We asked Emma how she thinks Thai society could communicate the ideas of feminism more effectively. “We need to move beyond just vague messages of ‘women’s empowerment’, which are often given by those in positions of privilege, but don’t result in any real change for anyone else. So often, the voices of marginalised groups are left out”, she says. She noted that it’s particularly difficult to make a change because there are so many ‘dinosaurs’ in positions of power in Thailand. “It’s easy for the general public to ignore violence against women when the prime minister is telling women that they shouldn’t wear ‘sexy’ clothes if they don’t want to be raped, and police officers and teachers are victim blaming and sometimes even comitting violence themselves”. There dinosaurs are in Muay Thai, too. For example, Lumpini Stadium is owned by the military. So, making change is a challenge.
Emma remarked that while progress has been made for women in Muay Thai, it’s not enough. “Some people would call me uptight or cynical because I’m not happy enough with the changes that have been made so far, but we’re still so far from equality”, she says. “You might say that the sport is a lot more ‘female-friendly’ than it used to be, but that’s not enough. We have to keep pushing. ‘Female-friendly’ and equality are not the same thing”.

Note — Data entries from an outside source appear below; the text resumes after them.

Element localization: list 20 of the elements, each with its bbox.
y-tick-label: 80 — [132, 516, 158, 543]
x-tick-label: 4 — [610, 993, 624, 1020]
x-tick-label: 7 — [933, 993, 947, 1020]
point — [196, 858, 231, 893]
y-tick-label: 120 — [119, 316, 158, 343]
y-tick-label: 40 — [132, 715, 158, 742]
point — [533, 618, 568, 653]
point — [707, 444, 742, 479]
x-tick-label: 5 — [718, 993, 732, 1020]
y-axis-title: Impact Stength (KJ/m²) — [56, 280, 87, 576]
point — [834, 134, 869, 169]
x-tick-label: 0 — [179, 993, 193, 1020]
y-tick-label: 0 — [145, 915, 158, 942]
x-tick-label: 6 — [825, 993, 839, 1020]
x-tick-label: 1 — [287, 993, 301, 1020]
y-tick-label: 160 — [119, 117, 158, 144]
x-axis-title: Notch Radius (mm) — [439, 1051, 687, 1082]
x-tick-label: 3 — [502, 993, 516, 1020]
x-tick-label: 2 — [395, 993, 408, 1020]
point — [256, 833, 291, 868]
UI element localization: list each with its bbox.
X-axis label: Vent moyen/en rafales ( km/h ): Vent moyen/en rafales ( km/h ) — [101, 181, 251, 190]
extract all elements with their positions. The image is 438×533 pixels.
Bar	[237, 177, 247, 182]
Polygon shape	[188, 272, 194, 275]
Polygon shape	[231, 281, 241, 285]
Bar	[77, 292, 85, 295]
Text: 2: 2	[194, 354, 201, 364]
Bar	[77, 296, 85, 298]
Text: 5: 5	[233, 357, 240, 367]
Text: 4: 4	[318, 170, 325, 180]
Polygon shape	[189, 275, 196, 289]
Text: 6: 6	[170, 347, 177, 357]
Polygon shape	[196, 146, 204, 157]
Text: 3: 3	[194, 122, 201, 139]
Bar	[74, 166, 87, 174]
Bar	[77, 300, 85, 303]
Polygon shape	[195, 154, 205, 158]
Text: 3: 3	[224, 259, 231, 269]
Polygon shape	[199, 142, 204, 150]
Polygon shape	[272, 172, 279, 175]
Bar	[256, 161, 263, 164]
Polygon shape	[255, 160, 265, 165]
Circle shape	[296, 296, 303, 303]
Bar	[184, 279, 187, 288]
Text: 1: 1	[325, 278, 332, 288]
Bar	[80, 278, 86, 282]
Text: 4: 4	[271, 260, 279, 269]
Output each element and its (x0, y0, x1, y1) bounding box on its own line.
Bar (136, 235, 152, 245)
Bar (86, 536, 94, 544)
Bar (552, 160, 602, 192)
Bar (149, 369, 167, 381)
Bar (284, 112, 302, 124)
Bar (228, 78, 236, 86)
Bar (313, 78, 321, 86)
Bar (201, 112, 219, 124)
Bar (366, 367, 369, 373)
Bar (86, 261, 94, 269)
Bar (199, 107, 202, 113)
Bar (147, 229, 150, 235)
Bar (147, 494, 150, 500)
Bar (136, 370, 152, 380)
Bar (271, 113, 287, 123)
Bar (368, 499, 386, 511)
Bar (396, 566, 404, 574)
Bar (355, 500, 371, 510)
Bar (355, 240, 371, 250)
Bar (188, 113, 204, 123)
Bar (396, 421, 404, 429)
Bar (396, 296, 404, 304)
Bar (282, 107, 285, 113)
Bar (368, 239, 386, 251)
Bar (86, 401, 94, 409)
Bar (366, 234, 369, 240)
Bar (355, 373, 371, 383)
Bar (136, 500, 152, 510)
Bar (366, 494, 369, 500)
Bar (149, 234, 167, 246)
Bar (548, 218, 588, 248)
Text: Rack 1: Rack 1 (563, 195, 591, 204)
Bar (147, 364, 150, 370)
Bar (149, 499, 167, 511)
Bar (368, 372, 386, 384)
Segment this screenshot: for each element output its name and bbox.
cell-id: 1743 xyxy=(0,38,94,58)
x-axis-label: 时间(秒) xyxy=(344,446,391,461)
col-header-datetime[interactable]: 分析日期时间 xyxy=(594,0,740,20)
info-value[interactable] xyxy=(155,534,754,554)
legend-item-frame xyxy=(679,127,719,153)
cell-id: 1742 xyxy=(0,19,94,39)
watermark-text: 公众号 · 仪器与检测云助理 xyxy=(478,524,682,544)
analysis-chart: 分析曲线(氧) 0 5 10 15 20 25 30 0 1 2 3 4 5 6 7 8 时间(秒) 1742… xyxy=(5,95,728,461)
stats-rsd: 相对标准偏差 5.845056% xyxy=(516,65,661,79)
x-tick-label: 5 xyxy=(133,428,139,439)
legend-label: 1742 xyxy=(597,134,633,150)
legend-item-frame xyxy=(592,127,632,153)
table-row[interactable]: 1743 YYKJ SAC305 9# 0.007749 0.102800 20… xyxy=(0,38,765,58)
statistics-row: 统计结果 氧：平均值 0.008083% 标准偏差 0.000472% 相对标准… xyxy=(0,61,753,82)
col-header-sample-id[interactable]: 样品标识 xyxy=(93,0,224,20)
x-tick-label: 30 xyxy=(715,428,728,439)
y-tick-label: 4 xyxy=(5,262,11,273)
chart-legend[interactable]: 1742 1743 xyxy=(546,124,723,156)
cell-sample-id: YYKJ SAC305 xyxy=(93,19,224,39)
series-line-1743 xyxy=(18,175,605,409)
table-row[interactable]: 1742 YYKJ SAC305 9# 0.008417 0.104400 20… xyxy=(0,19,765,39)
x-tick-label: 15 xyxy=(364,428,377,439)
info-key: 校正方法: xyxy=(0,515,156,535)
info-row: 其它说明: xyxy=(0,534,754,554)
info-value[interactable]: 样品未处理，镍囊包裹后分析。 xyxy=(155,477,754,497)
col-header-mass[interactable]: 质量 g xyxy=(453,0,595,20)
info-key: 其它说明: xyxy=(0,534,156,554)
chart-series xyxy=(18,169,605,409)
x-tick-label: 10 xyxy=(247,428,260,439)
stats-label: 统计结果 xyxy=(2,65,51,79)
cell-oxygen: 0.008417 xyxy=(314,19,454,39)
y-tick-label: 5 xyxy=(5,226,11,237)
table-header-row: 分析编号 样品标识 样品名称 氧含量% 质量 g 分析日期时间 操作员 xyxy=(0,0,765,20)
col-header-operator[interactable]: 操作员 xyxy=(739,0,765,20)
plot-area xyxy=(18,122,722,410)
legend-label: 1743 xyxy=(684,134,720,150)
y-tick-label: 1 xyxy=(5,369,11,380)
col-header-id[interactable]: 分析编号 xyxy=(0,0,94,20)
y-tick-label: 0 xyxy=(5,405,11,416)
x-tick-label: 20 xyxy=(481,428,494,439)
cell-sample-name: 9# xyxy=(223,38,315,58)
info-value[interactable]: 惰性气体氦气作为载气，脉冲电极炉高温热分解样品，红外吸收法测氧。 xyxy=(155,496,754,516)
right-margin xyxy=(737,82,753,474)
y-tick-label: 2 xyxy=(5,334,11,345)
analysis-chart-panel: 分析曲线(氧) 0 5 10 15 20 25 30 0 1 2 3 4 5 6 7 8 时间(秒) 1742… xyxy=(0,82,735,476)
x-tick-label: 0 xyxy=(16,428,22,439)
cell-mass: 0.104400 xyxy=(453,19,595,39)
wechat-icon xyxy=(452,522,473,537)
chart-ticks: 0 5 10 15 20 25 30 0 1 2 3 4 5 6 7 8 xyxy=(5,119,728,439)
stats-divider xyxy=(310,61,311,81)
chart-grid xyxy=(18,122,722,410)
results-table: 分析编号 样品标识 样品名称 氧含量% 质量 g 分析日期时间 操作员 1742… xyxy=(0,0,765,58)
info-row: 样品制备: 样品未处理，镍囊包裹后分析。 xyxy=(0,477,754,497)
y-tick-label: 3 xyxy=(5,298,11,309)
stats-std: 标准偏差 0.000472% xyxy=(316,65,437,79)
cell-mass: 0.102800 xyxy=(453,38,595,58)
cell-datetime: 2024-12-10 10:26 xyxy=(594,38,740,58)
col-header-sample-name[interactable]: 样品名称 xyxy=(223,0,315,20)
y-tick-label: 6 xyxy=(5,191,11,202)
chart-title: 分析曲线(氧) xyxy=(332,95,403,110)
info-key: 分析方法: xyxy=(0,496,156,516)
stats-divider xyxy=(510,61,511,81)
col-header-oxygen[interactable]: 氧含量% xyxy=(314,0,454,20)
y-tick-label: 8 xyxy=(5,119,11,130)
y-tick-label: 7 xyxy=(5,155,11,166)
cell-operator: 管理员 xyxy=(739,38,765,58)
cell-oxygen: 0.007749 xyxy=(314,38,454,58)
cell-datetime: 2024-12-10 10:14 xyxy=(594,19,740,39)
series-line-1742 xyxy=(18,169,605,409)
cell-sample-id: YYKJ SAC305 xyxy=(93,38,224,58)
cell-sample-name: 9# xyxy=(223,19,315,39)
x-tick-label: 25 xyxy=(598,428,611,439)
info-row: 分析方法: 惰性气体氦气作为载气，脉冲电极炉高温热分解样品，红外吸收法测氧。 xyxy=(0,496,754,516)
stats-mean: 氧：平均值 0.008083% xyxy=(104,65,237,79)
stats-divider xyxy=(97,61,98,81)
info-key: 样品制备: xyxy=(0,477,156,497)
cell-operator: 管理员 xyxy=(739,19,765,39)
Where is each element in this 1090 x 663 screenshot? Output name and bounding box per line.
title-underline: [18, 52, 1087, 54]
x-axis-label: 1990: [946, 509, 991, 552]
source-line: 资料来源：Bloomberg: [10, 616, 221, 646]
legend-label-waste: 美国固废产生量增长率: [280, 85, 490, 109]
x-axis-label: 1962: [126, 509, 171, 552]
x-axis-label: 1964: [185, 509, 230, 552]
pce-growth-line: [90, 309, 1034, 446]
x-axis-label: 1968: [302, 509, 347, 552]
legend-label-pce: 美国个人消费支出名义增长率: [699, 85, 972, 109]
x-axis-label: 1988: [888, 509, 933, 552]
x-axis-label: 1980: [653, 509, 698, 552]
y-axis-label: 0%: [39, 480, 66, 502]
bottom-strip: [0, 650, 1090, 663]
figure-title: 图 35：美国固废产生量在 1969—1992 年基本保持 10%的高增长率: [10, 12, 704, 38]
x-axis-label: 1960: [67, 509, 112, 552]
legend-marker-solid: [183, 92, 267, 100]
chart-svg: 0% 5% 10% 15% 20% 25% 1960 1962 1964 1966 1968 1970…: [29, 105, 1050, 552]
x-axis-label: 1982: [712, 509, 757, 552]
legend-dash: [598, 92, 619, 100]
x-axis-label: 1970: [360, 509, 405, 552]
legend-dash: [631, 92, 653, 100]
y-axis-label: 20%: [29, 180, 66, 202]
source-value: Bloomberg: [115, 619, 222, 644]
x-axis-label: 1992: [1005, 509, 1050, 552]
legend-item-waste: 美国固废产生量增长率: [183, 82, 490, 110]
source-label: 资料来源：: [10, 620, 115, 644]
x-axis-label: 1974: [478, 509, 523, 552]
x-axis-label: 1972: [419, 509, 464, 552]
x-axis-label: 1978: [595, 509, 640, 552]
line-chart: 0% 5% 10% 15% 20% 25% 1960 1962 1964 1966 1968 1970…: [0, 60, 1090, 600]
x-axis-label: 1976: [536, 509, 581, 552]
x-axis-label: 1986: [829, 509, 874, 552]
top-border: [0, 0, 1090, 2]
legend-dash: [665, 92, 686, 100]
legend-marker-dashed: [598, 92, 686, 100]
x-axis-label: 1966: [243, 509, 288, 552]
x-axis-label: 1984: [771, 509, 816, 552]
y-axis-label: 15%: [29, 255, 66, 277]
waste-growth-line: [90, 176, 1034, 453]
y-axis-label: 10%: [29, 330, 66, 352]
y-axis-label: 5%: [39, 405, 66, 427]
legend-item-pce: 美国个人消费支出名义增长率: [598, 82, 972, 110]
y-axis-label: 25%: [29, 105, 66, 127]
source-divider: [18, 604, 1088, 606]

As Emma began to wrap her hands in preparation for her training, we posed one last question. Since the first day she started Muay Thai almost 10 years ago, many things have happened to her, both good and bad. We asked her, “do you still love Muay Thai the way you did when you first started fighting?”
Emma listened and smiled.
“Muay Thai has given me so much. It isn’t something that I do just for fun, or because I want to win. It’s driven me to grow as a person and to consistently push my boundaries. It’s also given me some of the most valuable friendships in my life”.
“I love Muay Thai so much, I can’t imagine my life without it. But sometimes I feel like Muay Thai doesn’t love me back, because I’m a woman”.